First, scholarship will be freely accessible online. Online scholarship not only is the next logical step for publication but also presents a way to address an expanding audience. The much-discussed crisis in the humanities has at its origin the question of what—if anything—the humanities are good for. It has been difficult to answer that question, in part because our scholarship is frequently inaccessible, published in small journals or contained in subscription-only databases. Making our work freely accessible—whether in open-access journals or on our own Web sites—means that more people will be able to see what we are doing. And while I’m not naïve enough to think that access alone will make people see why the study of film or history matters, it seems certain that, as David Parry—an assistant professor of emerging media and communications at the University of Texas at Dallas—recently put it, humanities scholars must “be online or be irrelevant.”
Second, scholarship in the age of the virtual MLA will become increasingly collaborative and participatory. We all know that collaboration in the humanities is made difficult by institutional pressures associated with tenure and promotion. Moving scholarship online lowers some other, practical barriers to collaboration. Moreover, cooperation will not only be with our colleagues down the hall. We need to be ready to work with knowledgeable hobbyists (aka independent scholars) and to share credit with those partners. We may find that the focus of our work shifts a bit in response to engagement with people outside academe. And, again, we may find that what we as humanities scholars do will be better understood and valued.

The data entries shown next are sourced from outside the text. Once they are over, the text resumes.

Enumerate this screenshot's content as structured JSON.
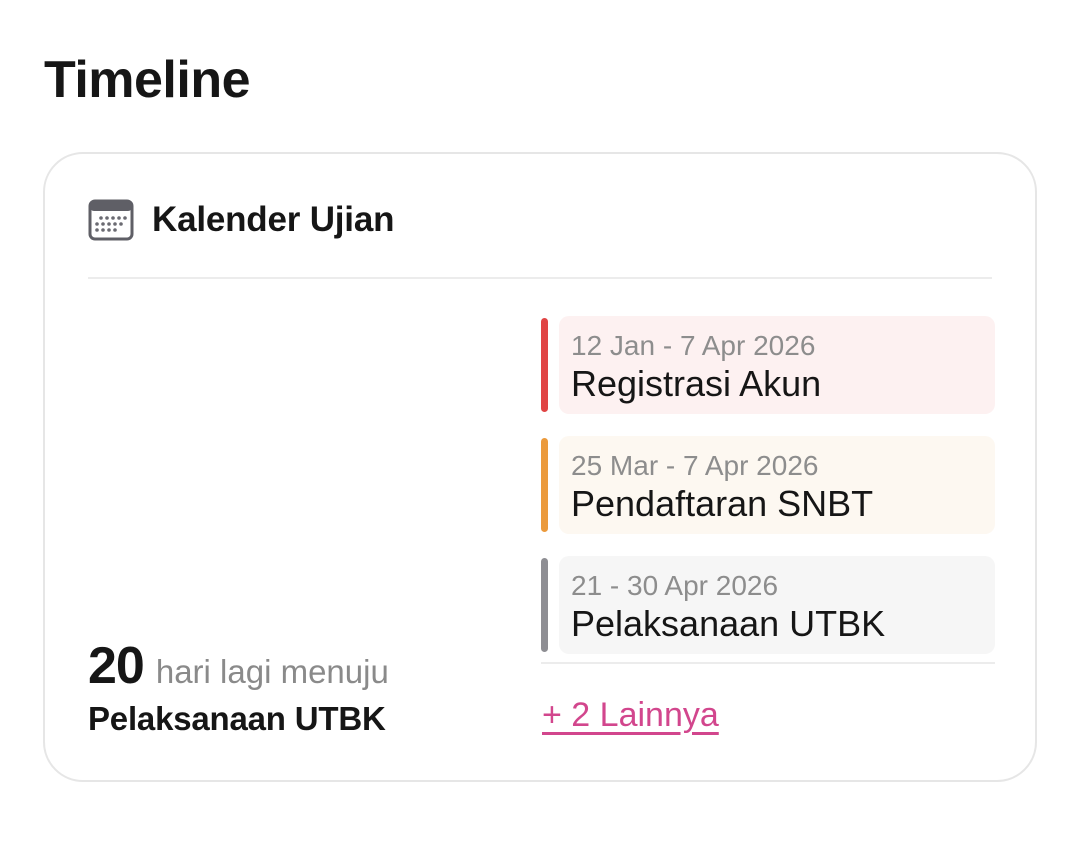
{
  "page": {
    "title": "Timeline"
  },
  "card": {
    "title": "Kalender Ujian",
    "icon": "calendar-icon"
  },
  "countdown": {
    "number": "20",
    "text": "hari lagi menuju",
    "target": "Pelaksanaan UTBK"
  },
  "events": [
    {
      "date": "12 Jan - 7 Apr 2026",
      "name": "Registrasi Akun",
      "accent": "#e04444",
      "bg": "#fdf1f1"
    },
    {
      "date": "25 Mar - 7 Apr 2026",
      "name": "Pendaftaran SNBT",
      "accent": "#eb9a3c",
      "bg": "#fdf8f1"
    },
    {
      "date": "21 - 30 Apr 2026",
      "name": "Pelaksanaan UTBK",
      "accent": "#8e8e93",
      "bg": "#f6f6f6"
    }
  ],
  "more": {
    "label": "+ 2 Lainnya"
  }
}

But let me extract myself from the unlikely role of futurist and now focus on what was said to me in the days following my paper’s going viral. In blog comments, on Twitter, via e-mail messages, and even in real life, people repeatedly told me that they hoped the exposure I was receiving would lead to some new career opportunities for me. I naturally appreciated such wishes and must confess to having thought something similar myself. But upon further reflection, I think that such hopes—mine included—miss the point of my paper.
What caught people’s attention was not so much my personal experience but rather how it reflected that of an ever-increasing portion of today’s faculty members. And while I would certainly like to have more-secure employment, the conversion of just one person from contingent faculty to the tenure track will not change any of the conditions that prevented me and other members of the new faculty majority from attending the real MLA. Naturally, almost everyone who wished me well would have expressed similar thoughts to the rest of the nation’s non-tenure-track faculty members had they the venue to do so. I found myself wondering, then, if my paper really had put me in the position of an Everyman, as The Chronicle suggested. Were the calls for someone to do something for Brian Croxall reflective of a faint hope that saving Everyman could result in saving the entire profession?
As wonderful as it would be for the wasteland of academic career opportunities to be saved by the revivification of some Eliotic Adjunct King, it just can’t work that way. The problems of contingent academic labor are systemic and perhaps cannot be adequately addressed by a single department or even a university, let alone the blogosphere.
But one solution is to make sure that those who are applying to graduate school know very, very clearly what they are getting into. No one at my undergraduate alma mater told me in 2001 about the realities of the job market, and it certainly wasn’t in the interest of the university that accepted me for graduate study to do so. If we humanists want to be humane, we ought to level with our undergraduates.
By chance, I just received an e-mail message from someone who attended my college and is interviewing as a candidate in my graduate department. She wanted to know what she could do to prepare. What did I do? I answered her questions as best I could. I also pointed her to several articles by Thomas H. Benton in The Chronicle that outline the risks of graduate school in the humanities. And I mentioned a paper by Brian Croxall. That guy may have peaked, but he made a good point.